Jenny Linden turned to her husband and looked up at him with moist and gentle eyes. He loosed his grip on her arm: he raised one of her hands to his lips
and kissed it, as if in apology. Jenny Linden directed a triumphant glance at Alexandra, as if to say, “All this and a man too!”
“Problem is,” said Alexandra, “you only have to look at Sascha to know he’s Ned’s child.”
“Eric Stenstrom is very much the same physical type as Ned and myself,” said Hamish. “We’re all old Aberdeen family: Viking stock.”
“Thank you, Hamish,” said Alexandra.
“It does rather seem to be your type, Alexandra,” said Hamish.
“Ned was scarcely cold and Alexandra was already making advances to poor Hamish,” said Jenny Linden to Sheldon Smythe. “She was dancing about in front of him naked.”
Alexandra didn’t deign to reply. She was like Brer Rabbit with the Tar Baby. The more she struggled the tighter she would get stuck. She should not have come here on her own. She should have brought a lawyer. She contented herself with saying, “Ned acknowledged Sascha as his own, he’s named on the birth certificate, and Ned supported him. That’s enough for any sensible person.”
“But Ned did not acknowledge him as his own, you were the one who registered the birth, and you have done all the earning since the child was born according to Mr. Hamish Ludd here.”
“Thank you Mr. Hamish Ludd,” said Alexandra.

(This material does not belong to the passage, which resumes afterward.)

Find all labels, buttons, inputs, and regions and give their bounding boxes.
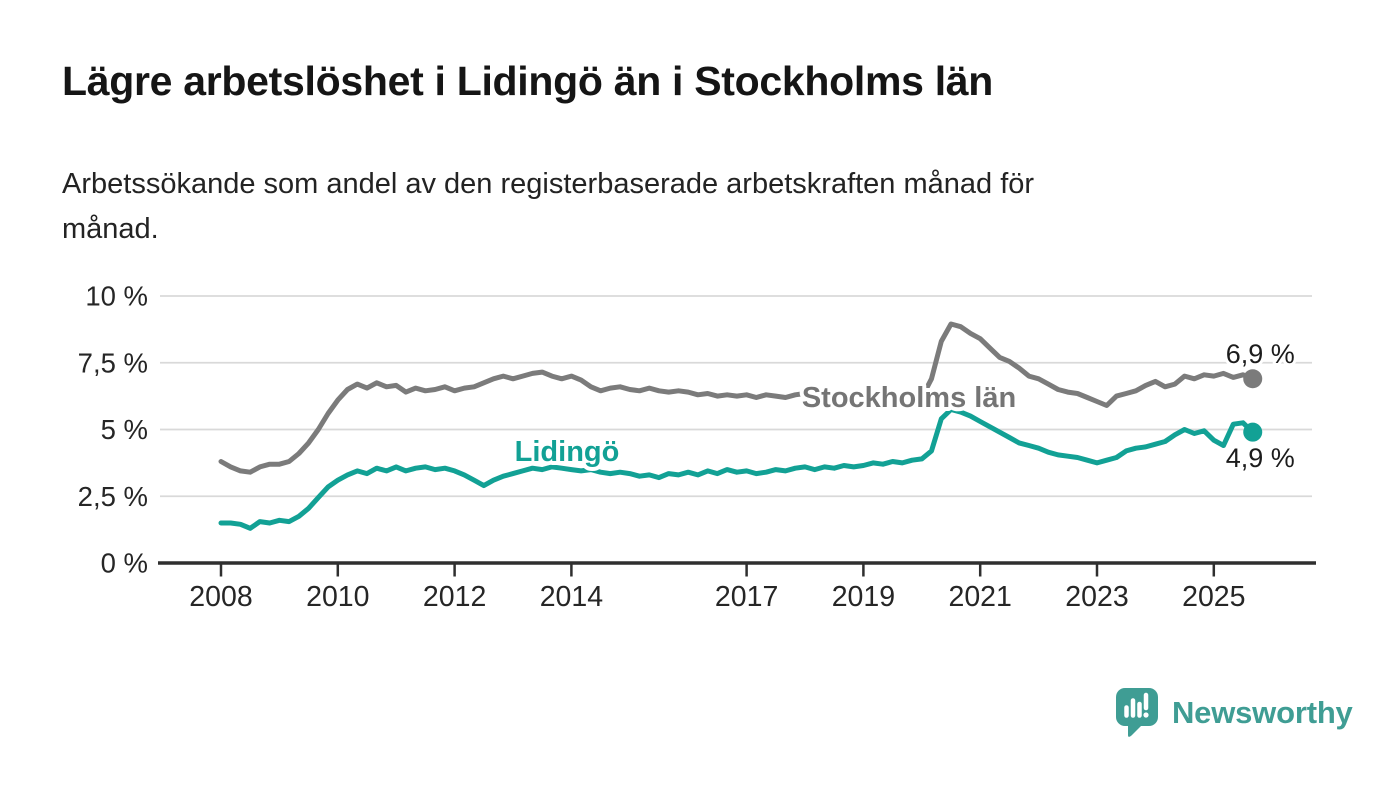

“Sometimes I think she’s on drugs,” said Jenny Linden. “She’s so frivolous. She has no idea how distressed Ned was about her being pregnant by another man. She’s just completely self-centred. She can’t bear to hear the truth spoken.”
“Mr. Ludd left the child nothing in his will,” Mr. Smythe observed. “Which a Court would find significant. Had you been legally married, your child would have a claim on the estate, as would you, whether Ned was the genetic parent or not. As the marriage is bigamous, the question of paternity is certainly relevant. Of course we’ll have to take Counsel’s opinion, and you can fight the will through the Courts by all means, if you can afford to, but so far as I can see nothing stands between my client Mrs. Linden and her inheritance.”